Rick Rottman, who runs an online journal called Bent Corner, posted a picture of the shirt late last week next to an image of a divisional insignia he said was used by the 3rd SS Division, a unit of Adolf Hitler's Waffen SS.

The design is a distinctive image of a squat-looking human skull slightly angled to the side.

Wal-Mart said Monday was not aware of the origins of the image until Rottman's post and is working quickly to get the T-shirt out of stores, spokesman David Tovar said.

"Respect for the individual is a core value of our company and we would never have placed this T-shirt on our shelves had we known the origin and significance of this emblem," Tovar said.

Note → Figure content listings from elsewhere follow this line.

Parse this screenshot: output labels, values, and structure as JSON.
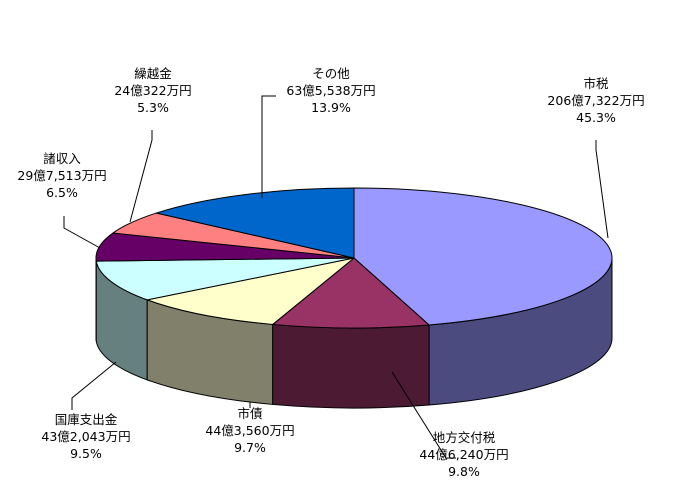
{
  "chart_data": {
    "type": "pie",
    "style": "3d",
    "legend": "none",
    "slices": [
      {
        "label": "市税",
        "amount": "206億7,322万円",
        "pct_text": "45.3%",
        "value": 45.3,
        "color": "#9999ff",
        "side": "#4b4b80"
      },
      {
        "label": "地方交付税",
        "amount": "44億6,240万円",
        "pct_text": "9.8%",
        "value": 9.8,
        "color": "#993366",
        "side": "#4c1a33"
      },
      {
        "label": "市債",
        "amount": "44億3,560万円",
        "pct_text": "9.7%",
        "value": 9.7,
        "color": "#ffffcc",
        "side": "#80806b"
      },
      {
        "label": "国庫支出金",
        "amount": "43億2,043万円",
        "pct_text": "9.5%",
        "value": 9.5,
        "color": "#ccffff",
        "side": "#668080"
      },
      {
        "label": "諸収入",
        "amount": "29億7,513万円",
        "pct_text": "6.5%",
        "value": 6.5,
        "color": "#660066",
        "side": "#330033"
      },
      {
        "label": "繰越金",
        "amount": "24億322万円",
        "pct_text": "5.3%",
        "value": 5.3,
        "color": "#ff8080",
        "side": "#804040"
      },
      {
        "label": "その他",
        "amount": "63億5,538万円",
        "pct_text": "13.9%",
        "value": 13.9,
        "color": "#0066cc",
        "side": "#003366"
      }
    ]
  }
}
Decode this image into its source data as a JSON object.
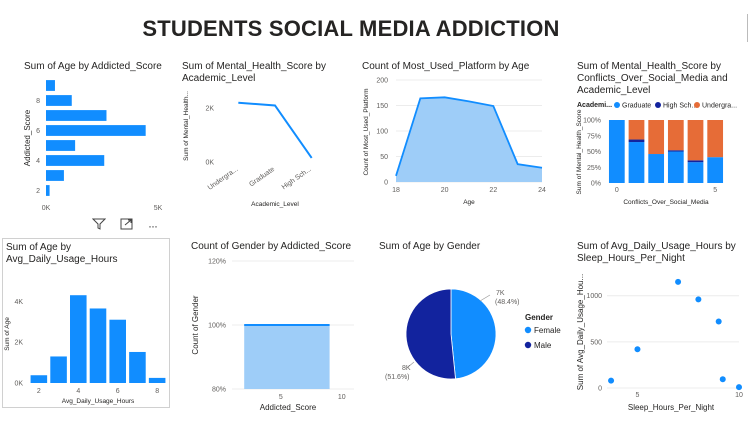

Wal-Mart is also reviewing its processes among suppliers for checking products in an effort to ensure this never happens again, Marshall Manson from Wal-Mart's national public relations firm Edelman wrote in an e-mail to blogs that carried the story.

Rottman told The Associated Press by telephone Monday that he had seen the shirts in three Maryland Wal-Mart stores during the weekend.

Rottman, 42, an electronics technician and a Navy veteran, said he noticed the shirt at a Hagerstown, Maryland, Wal-Mart on Thursday.

"The image kind of struck me. I used to read a lot of books about World War II and the skull is really distinctive," Rottman said. He took a photo with his cell phone and checked the image at home, he said.

The Waffen SS was the fighting arm of the notorious SS (Schutzstaffel), founded in 1925 as the personal bodyguard for Adolf Hitler and other Nazi leaders.

Waffen SS divisions have been implicated in murder sprees in German-occupied countries on the eastern and western fronts in World War II. Some guarded concentration camps.